Over his long career Harris would absorb a phenomenal set of vocabularies to elaborate his creative practice, from archaeology, music, history, to quantum physics, cosmology, geology and Jungian psychoanalysis. His novels would occupy multiple imaginative geographies within Guyana, England, Scotland, Mexico and beyond. His critical essays would become touchstones for international critical communities seeking to understand postcolonial cultures and the demands of decolonising minds and institutions. At core his working life in Guyana as a surveyor had schooled him to question how we see the world. In 1964 Martin Carter, Harris’s friend and near contemporary wrote: ‘I know that the psychological squalor of everyday life is exhausting. I know that the urgent practical problem of making a living comes first. What I do not know is why only so few revolt, either by word or by deed against such acute spiritual discomfort’. The protesting Carter and Harris were not opposites. Harris proposed nothing less than a revolution by word, and through those words challenged us to examine our being and meaning in this world.
Different generations have responded to Harris and this challenge. Derek Walcott’s poem ‘Guyana’ creates Harris as the timeless surveyor. Fred D’Aguiar has spoken about how Harris’s exploded realism offered him a personally sustaining dimension beyond the racist realities of London. In his novel, Our Lady of Demerara, David Dabydeen created two priests – Father Wilson and Father Harris – mischievously and poignantly embodying the author’s multiplicity. George Simon’s glorious mural, Palace of the Peacock (2009), pays homage to the complex layering of realities in Harris’s fictions. Stanley Greaves’s Dialogue with Wilson Harris (2014), a series of 24 paintings, shapes and colours the metaphorical densities of Harris’s novels: the effect is to witness the intimate and sweeping scales found within new myths of the human, land, sea, cosmos and belonging. In Artist and the Mother of Space (prompted by Harris’s The Mask of the Beggar) a stylised figure is framed as creator and in conversation with the creating universe.

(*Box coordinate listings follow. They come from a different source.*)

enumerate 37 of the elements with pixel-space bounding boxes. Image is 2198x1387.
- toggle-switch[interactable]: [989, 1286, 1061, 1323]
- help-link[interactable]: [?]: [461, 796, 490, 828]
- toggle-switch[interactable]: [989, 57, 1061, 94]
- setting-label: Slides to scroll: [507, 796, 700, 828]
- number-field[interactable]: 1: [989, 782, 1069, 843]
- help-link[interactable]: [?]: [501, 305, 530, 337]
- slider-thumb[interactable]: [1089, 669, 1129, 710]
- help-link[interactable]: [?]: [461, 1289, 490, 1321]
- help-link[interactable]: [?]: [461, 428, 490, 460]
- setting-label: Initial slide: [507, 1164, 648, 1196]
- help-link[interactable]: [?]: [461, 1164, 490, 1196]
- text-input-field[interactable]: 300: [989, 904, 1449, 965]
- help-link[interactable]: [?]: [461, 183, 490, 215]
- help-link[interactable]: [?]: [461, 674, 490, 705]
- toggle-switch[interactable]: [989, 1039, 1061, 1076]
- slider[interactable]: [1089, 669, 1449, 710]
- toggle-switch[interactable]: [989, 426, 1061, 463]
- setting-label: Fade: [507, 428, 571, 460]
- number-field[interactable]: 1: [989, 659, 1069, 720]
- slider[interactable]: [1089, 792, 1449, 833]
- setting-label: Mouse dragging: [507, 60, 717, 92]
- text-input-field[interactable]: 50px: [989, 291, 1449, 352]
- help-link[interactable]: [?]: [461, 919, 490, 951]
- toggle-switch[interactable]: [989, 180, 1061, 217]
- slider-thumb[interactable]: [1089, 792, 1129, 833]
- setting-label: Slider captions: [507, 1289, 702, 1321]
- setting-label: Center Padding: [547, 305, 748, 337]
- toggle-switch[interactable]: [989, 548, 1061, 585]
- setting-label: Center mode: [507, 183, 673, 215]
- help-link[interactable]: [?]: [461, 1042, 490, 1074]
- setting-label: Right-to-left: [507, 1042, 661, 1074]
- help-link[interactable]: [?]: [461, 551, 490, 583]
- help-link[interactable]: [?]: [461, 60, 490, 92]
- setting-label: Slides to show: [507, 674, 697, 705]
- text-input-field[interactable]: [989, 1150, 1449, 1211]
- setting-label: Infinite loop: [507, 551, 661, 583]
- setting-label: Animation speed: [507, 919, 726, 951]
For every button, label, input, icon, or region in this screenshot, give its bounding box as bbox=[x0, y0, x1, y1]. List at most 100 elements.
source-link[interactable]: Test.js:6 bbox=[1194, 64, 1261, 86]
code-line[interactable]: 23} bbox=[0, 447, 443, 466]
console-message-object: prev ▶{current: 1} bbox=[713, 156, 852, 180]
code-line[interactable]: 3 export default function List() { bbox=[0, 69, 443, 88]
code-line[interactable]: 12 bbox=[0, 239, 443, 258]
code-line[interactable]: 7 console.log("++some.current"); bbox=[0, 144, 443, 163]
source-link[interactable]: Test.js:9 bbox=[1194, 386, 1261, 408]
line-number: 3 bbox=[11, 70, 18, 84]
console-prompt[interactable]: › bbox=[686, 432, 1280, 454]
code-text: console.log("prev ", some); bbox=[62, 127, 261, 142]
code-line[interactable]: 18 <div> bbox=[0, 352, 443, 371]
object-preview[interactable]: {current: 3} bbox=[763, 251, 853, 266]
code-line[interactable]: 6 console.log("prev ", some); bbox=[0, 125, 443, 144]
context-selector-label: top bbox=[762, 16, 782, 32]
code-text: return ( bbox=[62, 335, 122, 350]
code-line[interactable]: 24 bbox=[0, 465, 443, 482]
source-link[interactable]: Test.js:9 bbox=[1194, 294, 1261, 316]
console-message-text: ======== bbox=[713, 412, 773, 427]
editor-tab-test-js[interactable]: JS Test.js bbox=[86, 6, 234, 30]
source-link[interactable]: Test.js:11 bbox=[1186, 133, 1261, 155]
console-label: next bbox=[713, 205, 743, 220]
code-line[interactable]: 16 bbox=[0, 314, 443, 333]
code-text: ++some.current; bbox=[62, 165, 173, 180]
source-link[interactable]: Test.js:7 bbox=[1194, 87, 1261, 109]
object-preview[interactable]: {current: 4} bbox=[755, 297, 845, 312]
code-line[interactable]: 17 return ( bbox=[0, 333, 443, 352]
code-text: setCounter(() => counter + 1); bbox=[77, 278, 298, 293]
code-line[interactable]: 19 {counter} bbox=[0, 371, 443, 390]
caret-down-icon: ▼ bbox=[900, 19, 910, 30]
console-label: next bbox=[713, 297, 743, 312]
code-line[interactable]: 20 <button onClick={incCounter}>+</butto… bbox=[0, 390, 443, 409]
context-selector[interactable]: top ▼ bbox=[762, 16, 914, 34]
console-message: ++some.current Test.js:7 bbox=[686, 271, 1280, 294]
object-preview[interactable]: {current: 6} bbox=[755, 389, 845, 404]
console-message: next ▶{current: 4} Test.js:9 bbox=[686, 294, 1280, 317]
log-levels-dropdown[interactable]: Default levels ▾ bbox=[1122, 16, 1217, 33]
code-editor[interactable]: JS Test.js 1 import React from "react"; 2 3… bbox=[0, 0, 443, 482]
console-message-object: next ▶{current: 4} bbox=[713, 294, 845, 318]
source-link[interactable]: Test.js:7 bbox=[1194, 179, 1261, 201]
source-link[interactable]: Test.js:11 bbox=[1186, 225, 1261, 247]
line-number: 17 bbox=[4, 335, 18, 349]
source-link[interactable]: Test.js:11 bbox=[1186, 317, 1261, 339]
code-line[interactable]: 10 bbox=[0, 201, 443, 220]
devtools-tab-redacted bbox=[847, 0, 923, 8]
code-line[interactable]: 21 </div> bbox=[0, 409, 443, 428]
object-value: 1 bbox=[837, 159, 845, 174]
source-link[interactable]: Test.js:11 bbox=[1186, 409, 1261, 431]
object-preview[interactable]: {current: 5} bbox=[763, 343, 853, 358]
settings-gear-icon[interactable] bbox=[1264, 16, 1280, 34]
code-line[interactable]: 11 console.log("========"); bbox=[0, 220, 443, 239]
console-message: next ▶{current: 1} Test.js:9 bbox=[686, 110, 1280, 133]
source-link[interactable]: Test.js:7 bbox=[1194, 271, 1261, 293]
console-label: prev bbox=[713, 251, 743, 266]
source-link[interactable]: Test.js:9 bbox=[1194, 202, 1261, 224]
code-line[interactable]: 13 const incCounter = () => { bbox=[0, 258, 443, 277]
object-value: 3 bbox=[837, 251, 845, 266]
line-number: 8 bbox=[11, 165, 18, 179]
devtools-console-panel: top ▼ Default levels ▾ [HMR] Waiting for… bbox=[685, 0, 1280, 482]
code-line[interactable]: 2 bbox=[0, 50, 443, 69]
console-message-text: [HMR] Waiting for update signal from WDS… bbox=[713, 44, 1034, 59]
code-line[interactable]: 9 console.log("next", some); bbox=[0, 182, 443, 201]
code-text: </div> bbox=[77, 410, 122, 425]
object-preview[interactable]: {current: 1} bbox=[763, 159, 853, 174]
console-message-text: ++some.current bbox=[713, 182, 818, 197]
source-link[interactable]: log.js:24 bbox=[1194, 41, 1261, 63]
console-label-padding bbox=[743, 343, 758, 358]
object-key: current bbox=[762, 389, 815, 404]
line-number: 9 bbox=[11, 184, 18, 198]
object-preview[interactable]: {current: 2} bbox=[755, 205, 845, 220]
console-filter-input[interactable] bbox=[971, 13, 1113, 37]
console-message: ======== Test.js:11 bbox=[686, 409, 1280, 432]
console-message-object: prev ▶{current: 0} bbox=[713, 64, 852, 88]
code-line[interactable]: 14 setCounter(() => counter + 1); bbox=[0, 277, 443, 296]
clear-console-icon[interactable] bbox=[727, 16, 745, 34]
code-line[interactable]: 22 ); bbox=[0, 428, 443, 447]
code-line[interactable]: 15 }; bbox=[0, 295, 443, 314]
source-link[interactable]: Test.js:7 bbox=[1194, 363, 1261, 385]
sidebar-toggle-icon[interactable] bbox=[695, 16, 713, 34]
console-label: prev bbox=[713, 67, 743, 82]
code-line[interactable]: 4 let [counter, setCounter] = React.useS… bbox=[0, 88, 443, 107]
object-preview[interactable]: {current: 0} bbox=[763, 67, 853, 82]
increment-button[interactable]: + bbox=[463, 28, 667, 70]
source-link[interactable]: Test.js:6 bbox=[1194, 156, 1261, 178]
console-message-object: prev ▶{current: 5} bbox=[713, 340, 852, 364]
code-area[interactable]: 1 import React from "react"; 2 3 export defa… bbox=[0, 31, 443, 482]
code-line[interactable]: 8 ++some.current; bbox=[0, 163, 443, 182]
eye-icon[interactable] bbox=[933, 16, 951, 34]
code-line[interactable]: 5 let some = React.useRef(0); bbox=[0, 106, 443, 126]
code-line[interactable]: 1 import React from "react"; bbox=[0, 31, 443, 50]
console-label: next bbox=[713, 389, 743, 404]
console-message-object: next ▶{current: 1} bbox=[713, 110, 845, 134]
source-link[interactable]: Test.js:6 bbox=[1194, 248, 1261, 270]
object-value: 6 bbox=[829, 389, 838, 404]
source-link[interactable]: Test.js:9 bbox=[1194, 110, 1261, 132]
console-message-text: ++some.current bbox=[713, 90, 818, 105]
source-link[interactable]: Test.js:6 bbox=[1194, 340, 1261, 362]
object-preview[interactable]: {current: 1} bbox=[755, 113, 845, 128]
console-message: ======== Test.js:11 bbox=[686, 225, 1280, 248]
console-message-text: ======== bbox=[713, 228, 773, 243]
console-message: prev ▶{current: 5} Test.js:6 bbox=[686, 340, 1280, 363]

When news of Harris’s passing came, a younger generation on social media quickly named Harris’s place in their lives. Gaiutra Bahadur, author of Coolie Woman, wrote ‘Rest in power, Wilson Harris’, quoting his work on cultural bridging: ‘Our humanity is impoverished when we seize on either tradition or identity…I am not interested in a multi-cultural community but in a cross-cultural community, in ways in which a myth in one can find parallels in the other’. Trinidadian poet, editor, and curator, Nicholas Laughlin, returned to Harris’s novel, Palace of the Peacock, with the quotation, ‘The map of the savannahs was a dream’, adding, ‘There is no writer who has perplexed me more, in every essential and electrifying way’. Shivanee Ramlochan, author of Everyone Knows I am a Haunting, wrote simply, ‘Thank you, Wilson Harris, for the hinterland’.
Harris’s final home was in Chelmsford. He shared it with Margaret, his wife and fellow poet. The study was at the top of the house, with a view that is typical for many houses and suburban landscapes in the South East of England. But with Harris you knew that he always saw much more. Question the surface of your known world – his work constantly teaches us – voyage mindfully, listen harder, seek what is forgotten, endangered, and you will see a horizon teeming with companions, a world of ‘bridges across chasms’.